BELLINGHAM - Concerned citizens packed the Port of Bellingham commissioners' room Tuesday, Aug. 20, to offer their critique of plans for redevelopment of 237 waterfront acres.
It was the port commission's first hearing on the completed plans, which port and city of Bellingham officials hope to have complete by the end of 2013. Those plans call for conversion of some areas now zoned heavy industrial into new sites for residential buildings, shops, offices and new facilities for Western Washington University.
Most of the comments repeated oft-stated public concerns that have been voiced at public meetings going back at least a decade as the current plans slowly emerged:
People want assurances that the cleanup of the old Georgia-Pacific Corp. site and other industrial areas will be thorough enough to protect public health and the Bellingham Bay ecosystem.
They want a return on the estimated hundreds of millions in cleanup and redevelopment costs, in the form of both parks and higher-wage industrial jobs.
They are not convinced that a new marina is the best use for the G-P wastewater lagoon, even though port officials have been steadfast in keeping it in their long-range plan because it is the only feasible place to add more moorage space.
Wendy Steffensen, lead scientist at RE Sources for Sustainable Communities, told commissioners they should consider going beyond the minimum cleanup standards enforced by the Washington Department of Ecology as they prepare the old industrial sites for new public uses.
Steffensen said she wasn't necessarily opposed to conversion of the wastewater lagoon into a marina, but she argued that other possibilities should get serious consideration before that decision becomes final. Among other things, she suggested that the lagoon could be a stormwater treatment facility or a disposal site for tainted sediments. It also could be converted back to open water, as it was before G-P constructed its huge breakwater in the mid -1970s.
Bob Marshall, a representative of Washington State Jobs With Justice, said public officials should make the redevelopment site available only to developers who are willing to sign a "community benefits agreement" to provide assurances that new waterfront jobs will provide good wages and benefits.
"It is a poor use of public funds if we wind up with hundreds of minimum-wage jobs on the waterfront," Marshall said.
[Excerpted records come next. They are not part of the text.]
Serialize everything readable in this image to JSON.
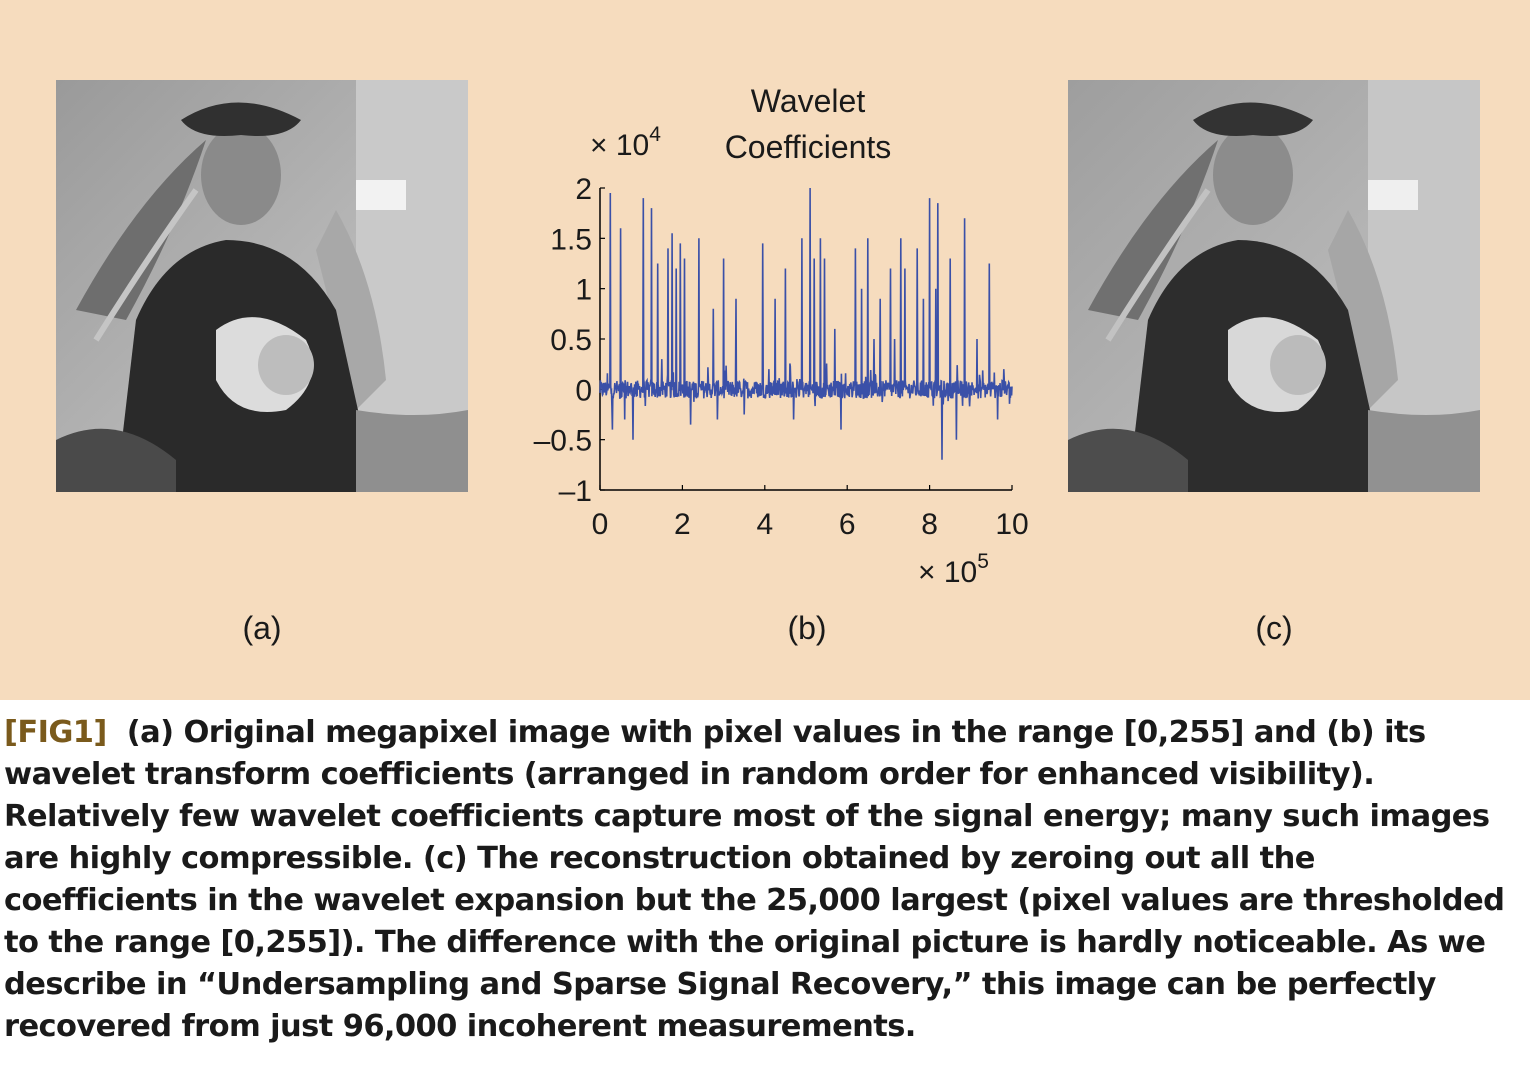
{
  "figure": {
    "labels": {
      "a": "(a)",
      "b": "(b)",
      "c": "(c)"
    },
    "images": {
      "a": {
        "alt": "Original megapixel image"
      },
      "c": {
        "alt": "Reconstruction from 25,000 largest wavelet coefficients"
      }
    }
  },
  "chart_data": {
    "type": "line",
    "title_line1": "Wavelet",
    "title_line2": "Coefficients",
    "y_multiplier": "× 10",
    "y_multiplier_exp": "4",
    "x_multiplier": "× 10",
    "x_multiplier_exp": "5",
    "xlim": [
      0,
      10
    ],
    "ylim": [
      -1,
      2
    ],
    "xticks": [
      0,
      2,
      4,
      6,
      8,
      10
    ],
    "xtick_labels": [
      "0",
      "2",
      "4",
      "6",
      "8",
      "10"
    ],
    "yticks": [
      2,
      1.5,
      1,
      0.5,
      0,
      -0.5,
      -1
    ],
    "ytick_labels": [
      "2",
      "1.5",
      "1",
      "0.5",
      "0",
      "–0.5",
      "–1"
    ],
    "line_color": "#3a50a8",
    "spikes": [
      [
        0.25,
        1.95
      ],
      [
        0.3,
        -0.4
      ],
      [
        0.5,
        1.6
      ],
      [
        0.6,
        -0.3
      ],
      [
        0.8,
        -0.5
      ],
      [
        1.05,
        1.9
      ],
      [
        1.25,
        1.8
      ],
      [
        1.4,
        1.25
      ],
      [
        1.5,
        0.3
      ],
      [
        1.65,
        1.4
      ],
      [
        1.75,
        1.55
      ],
      [
        1.85,
        1.2
      ],
      [
        1.95,
        1.45
      ],
      [
        2.05,
        1.3
      ],
      [
        2.2,
        -0.35
      ],
      [
        2.4,
        1.5
      ],
      [
        2.75,
        0.8
      ],
      [
        2.85,
        -0.3
      ],
      [
        3.0,
        1.3
      ],
      [
        3.3,
        0.9
      ],
      [
        3.5,
        -0.25
      ],
      [
        3.95,
        1.45
      ],
      [
        4.1,
        0.2
      ],
      [
        4.25,
        0.9
      ],
      [
        4.5,
        1.2
      ],
      [
        4.7,
        -0.3
      ],
      [
        4.9,
        1.5
      ],
      [
        5.1,
        2.0
      ],
      [
        5.2,
        1.3
      ],
      [
        5.35,
        1.5
      ],
      [
        5.45,
        1.3
      ],
      [
        5.7,
        0.6
      ],
      [
        5.85,
        -0.4
      ],
      [
        6.2,
        1.4
      ],
      [
        6.35,
        1.0
      ],
      [
        6.5,
        1.5
      ],
      [
        6.65,
        0.5
      ],
      [
        6.8,
        0.9
      ],
      [
        7.05,
        1.2
      ],
      [
        7.15,
        0.5
      ],
      [
        7.3,
        1.5
      ],
      [
        7.4,
        1.2
      ],
      [
        7.7,
        1.4
      ],
      [
        7.85,
        0.9
      ],
      [
        8.0,
        1.9
      ],
      [
        8.15,
        1.0
      ],
      [
        8.2,
        1.85
      ],
      [
        8.3,
        -0.7
      ],
      [
        8.5,
        1.3
      ],
      [
        8.65,
        -0.5
      ],
      [
        8.85,
        1.7
      ],
      [
        9.15,
        0.5
      ],
      [
        9.45,
        1.25
      ],
      [
        9.65,
        -0.3
      ],
      [
        9.8,
        0.2
      ]
    ]
  },
  "caption": {
    "tag": "[FIG1]",
    "text": "(a) Original megapixel image with pixel values in the range [0,255] and (b) its wavelet transform coefficients (arranged in random order for enhanced visibility). Relatively few wavelet coefficients capture most of the signal energy; many such images are highly compressible. (c) The reconstruction obtained by zeroing out all the coefficients in the wavelet expansion but the 25,000 largest (pixel values are thresholded to the range [0,255]). The difference with the original picture is hardly noticeable. As we describe in “Undersampling and Sparse Signal Recovery,” this image can be perfectly recovered from just 96,000 incoherent measurements."
  }
}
Matt Petryni, an organizer with RE Sources, told port commissioners they need to do a better job of listening to public opinion on environmental cleanup, marina alternatives and good jobs if they want broad support for the public investment the project will require.
"The city and port will need allies in the community to fight for this project," Petryni said.
Tim Niemier, founder of Ocean Kayak, told commissioners they should pay more attention to small paddle-powered boats and less attention to the large yachts that would use a new marina.
"We are easy, and, I think, a lot cheaper to accommodate," said Niemier, who sold his kayak-manufacturing firm in 1997.
Kate Blystone, director of Futurewise Whatcom, urged commissioners not to be in too much of a hurry to get the waterfront plans approved to clear the way for development. She said they need to take more time to listen to the latest round of comments and incorporate those comments into the final plans.
Darren Williams, a longshoreman, provided a different view near the end of the hearing.
Williams said he would prefer a plan with more emphasis on industrial jobs in businesses that need waterfront access: New condos and Western Washington University facilities could go other places, but some companies need to be near the water. He also contended that there are plenty of waterfront parks from the Canadian border to the Skagit County line.
"We're losing the ability of business to be able to function on the waterfront, for the sake of being able to launch a kayak," Williams said.
He also questioned the need for lengthy new rounds of public scrutiny of waterfront development plans.
"We have drug this on and drug this on and drug this on, trying to please everybody," Williams said. "When you try to please everybody you inevitably fail. Let's get it done."